Attributes: Protected.

Implementation status¶

Stable — documented, exercised by the test suite and/or worked examples, with no known limitations recorded.

References¶

Source: src/linalg/negdef_q.c
Specification: docs/spec/builtins/linear-algebra.md

Notes & additional examples¶

Worked examples¶

In[1]:= NegativeDefiniteMatrixQ[{{-2, 0}, {0, 3}}]
Out[1]= False

In[1]:= NegativeDefiniteMatrixQ[{{-3, 1, 0}, {1, -3, 1}, {0, 1, -3}}]
Out[1]= True

In[1]:= NegativeDefiniteMatrixQ[{{-2, I}, {-I, -2}}]
Out[1]= True

In[1]:= NegativeDefiniteMatrixQ[-Table[1/(i + j - 1), {i, 3}, {j, 3}]]
Out[1]= True

Notes¶

NegativeDefiniteMatrixQ[m] tests whether Re[Conjugate[x] . m . x] < 0 for every nonzero x, equivalently that -m is positive definite. The diagonal example fails because of the positive entry 3. The symmetric tridiagonal matrix is negative definite (eigenvalues all negative).
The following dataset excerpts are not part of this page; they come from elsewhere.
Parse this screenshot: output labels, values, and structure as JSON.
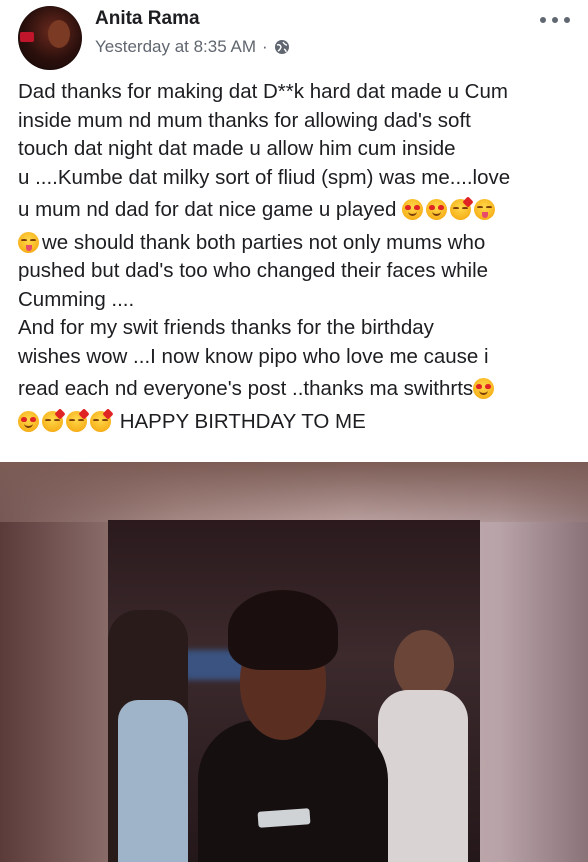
{
  "post": {
    "author": "Anita Rama",
    "timestamp": "Yesterday at 8:35 AM",
    "separator": "·",
    "privacy_icon": "globe-icon",
    "more_icon": "more-options-icon",
    "lines": {
      "l1": "Dad thanks for making dat D**k  hard dat made u Cum",
      "l2": "inside mum nd  mum thanks for allowing dad's soft",
      "l3": "touch dat night dat made u allow him cum inside",
      "l4": "u ....Kumbe dat milky sort of fliud (spm) was me....love",
      "l5": "u mum nd dad for dat nice game u played",
      "l6": "we should thank both parties not only mums who",
      "l7": "pushed but dad's too who changed their faces while",
      "l8": "Cumming ....",
      "l9": "And for my swit friends thanks for the birthday",
      "l10": "wishes wow ...I now know pipo who love me cause i",
      "l11": "read each nd everyone's post ..thanks ma swithrts",
      "l12": "HAPPY BIRTHDAY TO ME"
    },
    "emojis": [
      "heart-eyes-emoji",
      "kissing-heart-emoji",
      "tongue-out-emoji"
    ]
  },
  "colors": {
    "text": "#1c1e21",
    "meta": "#616770",
    "background": "#ffffff"
  }
}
The complex Hermitian matrix {{-2, I}, {-I, -2}} shows that the test uses the Hermitian part. The last case is the negated 3x3 Hilbert matrix — notoriously ill-conditioned yet still detected as negative definite. The check is performed via an attempted Cholesky factorisation of -(m + ConjugateTranspose[m])/2, dispatched to LAPACK on numeric input.